Yang perlu diperhatikan: Seperti layaknya virus, kekerasan punya tingkatan. Ketika kita kena virus flu, kita santai saja karena paham daya tahan tubuh kita bisa mengalahkannya. Namun bagaimana kalau kita terjangkit HIV atau virus ebola? Dalam menentukan game mana yang sudah boleh atau belum boleh untuk anak, sesuaikanlah dengan ‘daya tahan’ tubuhnya.

Ada remaja laki-laki 14 tahun yang mungkin sudah ‘tahan’ main game keras (tentu harus dengan pendampingan lagi karena sudah paham bahwa ia berada di pihak yang baik). Namun ada remaja lain yang seusia dan sesama lelaki yang mungkin belum bisa. Orangtualah yang punya sensitivitas untuk menentukannya.
Bagaimana bila kedua orangtua sibuk bekerja dan tak bisa mendampingi anak main game?

Tiap manusia punya waktu yang sama: 24 jam sehari. Jangan fokus pada ‘kapan tidak bisanya’, tapi fokuslah pada ‘kapan bisanya’. Tidak mungkin kalau Ayah Bunda sama sekali tak punya waktu. Bahkan orang sesibuk presiden pun punya waktu untuk keluarganya.

Bila Ayah Bunda hanya punya waktu di akhir pekan, ya bermainlah dengan anak di saat itu. Selain akhir pekan, berarti anak tak boleh bermain game tersebut. Jadi tak ada alasan ‘tak punya waktu’, bukan?

Inti dari semuanya adalah jika kita tidak mempu menemani dan menjadikan game2 yang kurang baik sebagai pelajaran untuk membangun self defense atau pertahanan diri anak sebaiknya jangan mengijinkannya main sendirian.
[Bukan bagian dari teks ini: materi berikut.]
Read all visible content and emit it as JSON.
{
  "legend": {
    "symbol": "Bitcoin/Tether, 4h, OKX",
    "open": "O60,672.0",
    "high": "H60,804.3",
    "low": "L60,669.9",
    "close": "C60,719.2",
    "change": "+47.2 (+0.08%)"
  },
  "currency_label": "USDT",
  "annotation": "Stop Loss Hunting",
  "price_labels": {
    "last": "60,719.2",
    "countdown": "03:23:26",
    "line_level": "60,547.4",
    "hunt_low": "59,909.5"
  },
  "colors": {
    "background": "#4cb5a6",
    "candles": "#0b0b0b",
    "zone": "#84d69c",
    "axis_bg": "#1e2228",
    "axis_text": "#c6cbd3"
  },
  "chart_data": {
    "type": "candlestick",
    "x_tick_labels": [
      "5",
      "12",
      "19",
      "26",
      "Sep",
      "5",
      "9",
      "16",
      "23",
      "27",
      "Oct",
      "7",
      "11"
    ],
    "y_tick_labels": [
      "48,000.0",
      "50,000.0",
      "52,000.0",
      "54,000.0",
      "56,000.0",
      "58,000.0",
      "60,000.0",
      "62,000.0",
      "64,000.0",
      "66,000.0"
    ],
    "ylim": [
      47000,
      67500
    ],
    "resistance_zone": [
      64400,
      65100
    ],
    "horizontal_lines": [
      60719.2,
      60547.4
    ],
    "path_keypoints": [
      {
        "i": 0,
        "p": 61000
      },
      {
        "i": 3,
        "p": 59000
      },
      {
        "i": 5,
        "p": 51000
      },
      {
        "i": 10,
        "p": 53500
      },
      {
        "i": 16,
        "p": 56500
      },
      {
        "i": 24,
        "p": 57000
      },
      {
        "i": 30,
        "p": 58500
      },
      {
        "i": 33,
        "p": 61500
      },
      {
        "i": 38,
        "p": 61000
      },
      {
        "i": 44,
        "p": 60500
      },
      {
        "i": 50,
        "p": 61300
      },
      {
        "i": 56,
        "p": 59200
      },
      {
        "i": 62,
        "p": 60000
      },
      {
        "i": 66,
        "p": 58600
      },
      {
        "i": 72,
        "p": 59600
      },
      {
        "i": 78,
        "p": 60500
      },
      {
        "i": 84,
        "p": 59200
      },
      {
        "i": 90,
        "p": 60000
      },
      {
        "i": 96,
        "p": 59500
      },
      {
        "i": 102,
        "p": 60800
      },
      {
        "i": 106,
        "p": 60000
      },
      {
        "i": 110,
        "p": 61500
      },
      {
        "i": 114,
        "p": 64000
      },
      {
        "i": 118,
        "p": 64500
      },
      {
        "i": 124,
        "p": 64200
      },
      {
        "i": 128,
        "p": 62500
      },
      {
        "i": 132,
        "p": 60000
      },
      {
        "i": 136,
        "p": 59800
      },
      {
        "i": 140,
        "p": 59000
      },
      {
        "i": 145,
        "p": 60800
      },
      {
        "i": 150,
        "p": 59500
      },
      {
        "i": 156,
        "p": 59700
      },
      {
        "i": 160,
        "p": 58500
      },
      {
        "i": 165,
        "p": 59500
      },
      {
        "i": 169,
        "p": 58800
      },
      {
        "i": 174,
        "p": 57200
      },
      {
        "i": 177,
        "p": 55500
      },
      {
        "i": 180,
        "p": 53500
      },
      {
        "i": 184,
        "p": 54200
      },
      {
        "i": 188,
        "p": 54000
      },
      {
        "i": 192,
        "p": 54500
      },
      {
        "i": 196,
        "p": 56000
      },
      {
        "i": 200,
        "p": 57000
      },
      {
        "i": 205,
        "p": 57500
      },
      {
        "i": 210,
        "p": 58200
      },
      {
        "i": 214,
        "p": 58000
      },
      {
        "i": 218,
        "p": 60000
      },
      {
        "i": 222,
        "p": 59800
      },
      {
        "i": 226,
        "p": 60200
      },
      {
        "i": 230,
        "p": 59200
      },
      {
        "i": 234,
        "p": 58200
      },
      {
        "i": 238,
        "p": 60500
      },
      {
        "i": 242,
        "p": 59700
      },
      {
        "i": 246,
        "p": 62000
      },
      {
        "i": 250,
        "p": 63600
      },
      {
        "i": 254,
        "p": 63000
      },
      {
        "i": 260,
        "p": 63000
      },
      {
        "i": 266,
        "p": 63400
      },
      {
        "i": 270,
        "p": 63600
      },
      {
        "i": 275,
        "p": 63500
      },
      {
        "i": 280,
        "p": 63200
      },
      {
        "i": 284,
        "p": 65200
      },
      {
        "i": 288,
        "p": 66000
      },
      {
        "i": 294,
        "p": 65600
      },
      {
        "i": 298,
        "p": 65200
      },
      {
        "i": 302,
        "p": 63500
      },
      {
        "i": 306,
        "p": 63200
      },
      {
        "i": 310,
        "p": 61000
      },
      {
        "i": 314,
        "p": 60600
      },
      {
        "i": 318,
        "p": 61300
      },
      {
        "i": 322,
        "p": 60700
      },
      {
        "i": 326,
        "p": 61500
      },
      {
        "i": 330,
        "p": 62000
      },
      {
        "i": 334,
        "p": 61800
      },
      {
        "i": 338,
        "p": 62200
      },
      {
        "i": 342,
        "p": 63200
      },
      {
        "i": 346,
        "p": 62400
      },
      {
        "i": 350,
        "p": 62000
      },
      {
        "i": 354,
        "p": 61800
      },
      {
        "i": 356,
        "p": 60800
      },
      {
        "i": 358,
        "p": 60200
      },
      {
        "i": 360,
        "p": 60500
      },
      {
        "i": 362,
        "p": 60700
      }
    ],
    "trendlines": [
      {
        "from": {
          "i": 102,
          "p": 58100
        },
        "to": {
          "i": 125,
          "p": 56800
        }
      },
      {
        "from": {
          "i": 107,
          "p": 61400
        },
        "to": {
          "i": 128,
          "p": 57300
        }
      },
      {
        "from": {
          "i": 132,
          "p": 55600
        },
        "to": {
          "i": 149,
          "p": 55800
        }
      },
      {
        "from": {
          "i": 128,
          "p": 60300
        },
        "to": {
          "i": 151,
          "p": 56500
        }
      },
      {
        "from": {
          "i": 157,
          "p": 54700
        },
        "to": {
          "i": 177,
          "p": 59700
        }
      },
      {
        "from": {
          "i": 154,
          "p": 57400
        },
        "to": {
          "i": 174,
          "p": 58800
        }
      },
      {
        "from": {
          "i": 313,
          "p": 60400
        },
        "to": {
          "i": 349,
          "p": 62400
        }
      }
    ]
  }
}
Bayangkan jika kita orang tua tidak menjadi sahabat bermain game bagi anak dan mereka mencari sendiri game2 yang “berbahaya” di warnet2 seperti ilustrasi foto di bawah ini ?

Semoga ini tidak terjadi pada anak kita dan anak-anak lainnya.

*sumber buku Ayah Edy Menjawab Problematika Orang tua ABG dan Remaja.